Contacting the Police

This experience caused me to discover that the now-canceled television program The District might not have been too unbelievable.


            My niece recently stayed with me for a short period of time after her graduation from the University of Virginia. She spent much of her time traveling back and forth from my house in Annapolis, Maryland to her boyfriend's apartment in the District of Columbia. He was to graduate from Georgetown University a week later than my niece, and the two of them were involved in a flurry of both post and pre graduation activities. One evening at about nine o'clock, she called to say that she was leaving Georgetown to come to my house, a drive of about forty-five minutes. When she hadn't arrived at my house by one o'clock in the morning, I, being the bachelor uncle not used to having a young adult in and out of the house at all hours, had become a nervous wreck. I called the Maryland State Police and was referred to several barracks through which I could get information on any accidents between Georgetown and Annapolis. Each of the troopers to whom I spoke was courteous and efficient and told me of no reported accidents. I then called the District of Columbia police and told my story. I was told by the lady on the phone that they couldn't tell me if there had been an accident unless I knew where the accident was. Upon hearing this totally illogical reply to my inquiry, I was so dumbfounded that I simply hung up.

            By this time, it was one-thirty, and I had to grit my teeth and call her parents in Vermont to inform them of the situation. I was picturing horrific scenes of family discord caused by my "losing" their daughter. Being experience parents of a young adult, they were not as panicked as I and gave me some reasonable suggestions as to my next move. A couple of minutes after I hung up, the phone rang, and it was my niece telling me she had been lost in Washington but had finally found her way back to her friend's and was staying there for the night. I promptly called my sister-in-law and brother to tell them that my niece had been "found." They took the whole affair in stride.

            As I tried to settle down for the night, I was helped in the easing of my tension by considering the amusing and ironic fact that this young woman who had just graduated with high honors from the University of Virginia - not an easy school - had difficulty traveling the relatively simple route from Georgetown to Annapolis - one that she had already driven several times before. I then began to think that maybe it was in the genes for even though I have no problem finding my way around Washington, I have become hopelessly lost is such places as Baltimore, Boston, and Charlottesville which, to others, are far less complicated than the District of Columbia. I guess DC is just one of those difficult places for my niece.

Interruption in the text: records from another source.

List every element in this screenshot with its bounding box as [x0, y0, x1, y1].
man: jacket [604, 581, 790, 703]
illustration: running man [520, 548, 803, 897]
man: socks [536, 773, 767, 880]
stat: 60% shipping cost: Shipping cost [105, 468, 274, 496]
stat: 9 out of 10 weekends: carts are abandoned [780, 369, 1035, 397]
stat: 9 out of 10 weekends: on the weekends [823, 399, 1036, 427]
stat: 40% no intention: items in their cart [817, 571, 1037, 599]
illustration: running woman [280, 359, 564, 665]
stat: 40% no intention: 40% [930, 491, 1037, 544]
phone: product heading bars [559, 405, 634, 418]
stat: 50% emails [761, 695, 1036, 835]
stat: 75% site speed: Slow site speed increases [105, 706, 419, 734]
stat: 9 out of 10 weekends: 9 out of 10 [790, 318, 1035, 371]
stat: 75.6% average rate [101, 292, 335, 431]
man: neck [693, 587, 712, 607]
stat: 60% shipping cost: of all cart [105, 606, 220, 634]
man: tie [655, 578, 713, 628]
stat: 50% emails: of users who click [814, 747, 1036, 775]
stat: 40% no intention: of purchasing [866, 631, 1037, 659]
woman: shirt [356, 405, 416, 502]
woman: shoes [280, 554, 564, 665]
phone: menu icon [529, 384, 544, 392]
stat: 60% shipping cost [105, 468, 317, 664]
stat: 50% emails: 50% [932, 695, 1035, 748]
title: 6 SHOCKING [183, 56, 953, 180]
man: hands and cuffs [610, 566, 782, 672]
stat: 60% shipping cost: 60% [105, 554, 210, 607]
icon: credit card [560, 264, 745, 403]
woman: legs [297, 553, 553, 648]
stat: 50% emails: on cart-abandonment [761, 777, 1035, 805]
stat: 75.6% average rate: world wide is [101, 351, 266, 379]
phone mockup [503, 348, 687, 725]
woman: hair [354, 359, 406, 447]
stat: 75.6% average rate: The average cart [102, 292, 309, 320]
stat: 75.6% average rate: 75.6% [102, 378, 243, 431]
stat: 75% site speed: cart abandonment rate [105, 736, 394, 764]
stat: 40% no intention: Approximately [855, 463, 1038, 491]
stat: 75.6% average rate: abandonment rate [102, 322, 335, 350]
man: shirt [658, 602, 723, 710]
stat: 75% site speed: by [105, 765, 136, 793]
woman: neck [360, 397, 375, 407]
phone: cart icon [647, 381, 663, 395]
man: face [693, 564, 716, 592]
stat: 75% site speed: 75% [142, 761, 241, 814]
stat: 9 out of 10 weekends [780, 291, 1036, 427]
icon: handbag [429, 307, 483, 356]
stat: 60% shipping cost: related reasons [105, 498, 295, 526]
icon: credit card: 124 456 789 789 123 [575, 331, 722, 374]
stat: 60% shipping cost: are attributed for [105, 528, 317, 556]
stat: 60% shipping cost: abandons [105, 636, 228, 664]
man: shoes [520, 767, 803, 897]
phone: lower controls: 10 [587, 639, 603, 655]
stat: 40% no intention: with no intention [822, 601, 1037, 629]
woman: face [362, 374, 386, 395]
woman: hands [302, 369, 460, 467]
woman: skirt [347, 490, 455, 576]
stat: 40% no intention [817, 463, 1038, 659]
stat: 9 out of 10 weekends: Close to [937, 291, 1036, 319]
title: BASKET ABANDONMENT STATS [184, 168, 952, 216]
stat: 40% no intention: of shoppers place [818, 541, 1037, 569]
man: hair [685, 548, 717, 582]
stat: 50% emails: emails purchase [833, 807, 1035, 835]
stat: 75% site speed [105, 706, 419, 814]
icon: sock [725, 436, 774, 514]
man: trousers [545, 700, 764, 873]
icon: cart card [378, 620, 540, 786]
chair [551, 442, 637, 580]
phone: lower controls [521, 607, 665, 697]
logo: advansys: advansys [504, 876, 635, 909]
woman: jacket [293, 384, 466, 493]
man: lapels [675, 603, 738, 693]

            The next day I began to consider the help I had received from the local law enforcement agencies and assumed that my situation must be repeated hundreds of times each year by other worried parents, relatives, and friends. I decided to write letters to the commander of the Maryland State Police and the chief of the District of Columbia police. In each letter, I briefly outlined my experience. In my letter to the Maryland State Police, I complemented the troopers with whom I spoke but suggested that there be some sort of statewide computer hookup that would enable a person to find out about any accidents in one call rather than having to call individual barracks. In about a month, I received an answer from David B. Mitchell of the Maryland State Police thanking me for my letter and stating that the state was, indeed, instituting a computer aided dispatch system. I never received any answer from the District of Columbia so am assuming that, to this day, if you need to find out if there has been an accident in our Nation's Capital, you need to know "where the accident is" to get information about it.

            One of new television programs that I enjoy is called The District in which Craig T. Nelson plays a mover and shaker who arrives to eliminate incompetency in the District of Columbia police department. After my experience with trying to find my niece, I tend to believe that that plot line is not too far-fetched.